The Environmental Protection Agency wants the Navajo Generating Station, which is supplied with coal from mines on Black Mesa, to install air-scrubbing equipment. A Sierra Club spokesman described the plants as "low-hanging fruit." And the journalist reporting the story cites Shirley as the only climate change skeptic, while quoting a number of Shirley's opponents.

While we learn that...

More than 1,500 United Nations climate scientists agree that Earth's temperature has begun to rise at a potentially disastrous rate, and that carbon emissions are the major cause. Skrelunas noted a study issued this spring by Jayne Belnap, a scientist with the U.S. Geological Survey, which says global warming is expected to increase temperatures in the Four Corners area 10 degrees by 2100. Already, Belnap reports, drought has tripled the number of dust storms swirling from the high desert into the Colorado Rockies.

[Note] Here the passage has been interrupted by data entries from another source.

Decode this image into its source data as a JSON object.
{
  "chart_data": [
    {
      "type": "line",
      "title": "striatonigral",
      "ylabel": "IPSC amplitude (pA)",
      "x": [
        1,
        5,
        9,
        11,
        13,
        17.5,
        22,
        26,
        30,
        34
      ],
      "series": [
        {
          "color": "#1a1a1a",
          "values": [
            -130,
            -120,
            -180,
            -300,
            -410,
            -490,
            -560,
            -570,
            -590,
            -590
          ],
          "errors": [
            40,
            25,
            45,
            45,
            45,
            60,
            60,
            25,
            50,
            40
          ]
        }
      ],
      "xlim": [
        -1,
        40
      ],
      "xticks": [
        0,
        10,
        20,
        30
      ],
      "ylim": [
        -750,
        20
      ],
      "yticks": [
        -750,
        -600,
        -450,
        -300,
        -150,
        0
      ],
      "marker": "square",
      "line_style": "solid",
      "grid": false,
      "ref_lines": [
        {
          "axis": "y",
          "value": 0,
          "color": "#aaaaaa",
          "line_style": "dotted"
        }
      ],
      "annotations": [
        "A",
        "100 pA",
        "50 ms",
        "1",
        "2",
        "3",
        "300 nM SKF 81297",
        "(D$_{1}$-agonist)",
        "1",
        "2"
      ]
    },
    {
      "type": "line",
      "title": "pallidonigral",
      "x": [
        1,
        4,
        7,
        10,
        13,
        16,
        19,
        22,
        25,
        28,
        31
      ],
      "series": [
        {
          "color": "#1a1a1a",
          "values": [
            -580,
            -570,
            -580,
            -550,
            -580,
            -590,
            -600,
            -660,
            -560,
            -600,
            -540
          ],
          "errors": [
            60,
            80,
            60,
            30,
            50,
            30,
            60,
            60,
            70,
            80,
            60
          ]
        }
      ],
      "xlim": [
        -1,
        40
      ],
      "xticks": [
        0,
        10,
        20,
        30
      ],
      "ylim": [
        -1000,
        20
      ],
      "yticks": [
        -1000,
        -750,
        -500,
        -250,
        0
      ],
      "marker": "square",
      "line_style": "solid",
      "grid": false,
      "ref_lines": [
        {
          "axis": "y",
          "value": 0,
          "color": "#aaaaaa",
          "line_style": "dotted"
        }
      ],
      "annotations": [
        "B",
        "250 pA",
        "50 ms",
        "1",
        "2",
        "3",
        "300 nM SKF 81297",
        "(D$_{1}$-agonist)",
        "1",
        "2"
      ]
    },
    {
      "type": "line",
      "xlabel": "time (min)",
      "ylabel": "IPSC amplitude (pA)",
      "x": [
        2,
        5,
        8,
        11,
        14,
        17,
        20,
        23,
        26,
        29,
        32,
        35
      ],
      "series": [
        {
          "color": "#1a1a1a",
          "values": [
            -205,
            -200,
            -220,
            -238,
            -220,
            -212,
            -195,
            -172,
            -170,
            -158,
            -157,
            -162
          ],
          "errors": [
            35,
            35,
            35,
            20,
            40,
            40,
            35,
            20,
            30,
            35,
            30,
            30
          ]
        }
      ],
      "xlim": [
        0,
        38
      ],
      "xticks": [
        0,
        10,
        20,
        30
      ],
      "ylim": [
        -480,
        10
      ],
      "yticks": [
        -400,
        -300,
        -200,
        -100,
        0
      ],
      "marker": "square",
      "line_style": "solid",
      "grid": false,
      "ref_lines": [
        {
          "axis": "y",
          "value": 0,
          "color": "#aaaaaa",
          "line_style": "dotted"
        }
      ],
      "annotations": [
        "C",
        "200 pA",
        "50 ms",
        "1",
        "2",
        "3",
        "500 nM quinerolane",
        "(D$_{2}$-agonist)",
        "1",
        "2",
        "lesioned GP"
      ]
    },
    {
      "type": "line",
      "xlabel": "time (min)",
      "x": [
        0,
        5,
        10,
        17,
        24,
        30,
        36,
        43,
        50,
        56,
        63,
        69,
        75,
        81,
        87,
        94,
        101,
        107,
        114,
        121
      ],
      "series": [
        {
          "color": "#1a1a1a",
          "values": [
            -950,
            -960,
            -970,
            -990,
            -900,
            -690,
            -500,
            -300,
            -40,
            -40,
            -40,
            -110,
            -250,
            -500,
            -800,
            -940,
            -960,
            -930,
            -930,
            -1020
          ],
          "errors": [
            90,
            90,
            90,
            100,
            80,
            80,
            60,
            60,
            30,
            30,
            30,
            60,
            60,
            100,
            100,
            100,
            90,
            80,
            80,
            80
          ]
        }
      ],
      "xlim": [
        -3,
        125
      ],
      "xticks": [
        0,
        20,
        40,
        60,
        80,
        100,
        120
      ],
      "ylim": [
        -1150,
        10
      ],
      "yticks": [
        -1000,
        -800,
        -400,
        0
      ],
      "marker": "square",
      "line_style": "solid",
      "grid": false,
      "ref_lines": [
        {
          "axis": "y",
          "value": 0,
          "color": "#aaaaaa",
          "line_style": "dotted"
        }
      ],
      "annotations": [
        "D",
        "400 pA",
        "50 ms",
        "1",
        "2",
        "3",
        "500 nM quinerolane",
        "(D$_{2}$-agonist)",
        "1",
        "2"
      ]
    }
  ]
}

... No mention is made of the fact that a number of the signers of the United Nations International Panel on Climate Change report have since changed their views or otherwise critiqued the report. There is no such thing as a consensus in the scientific community on global warming. And here's another important tidbit pulled from William Yeatman and Jeremy Lott's piece in our own commentary pages in August:

Despite the Navajo Nation's efforts to ensure that the Desert Rock Plant would be up to 10 times cleaner than other regional plants for key particulate pollutants, the Environmental Protection Agency only grudgingly granted an air quality permit last summer, after a six-year delay. Then, in an unprecedented decision this April, the EPA rescinded the permit at the behest of lawyers for environmentalist advocacy groups like EarthJustice.

EPA officials claim they need more time evaluate the environmental effect of the plant, but they've been on the case for years. A more plausible explanation is that President Barack Obama is trying to keep his campaign pledge to "bankrupt" the American coal industry to save the planet from global warming.

Here's another problem with the piece: It omits that unemployment on the reservation is about 50 percent, a problem that would be mitigated by the plant.

Apparently for enviros, carbon credits trump carbon-based lifeforms.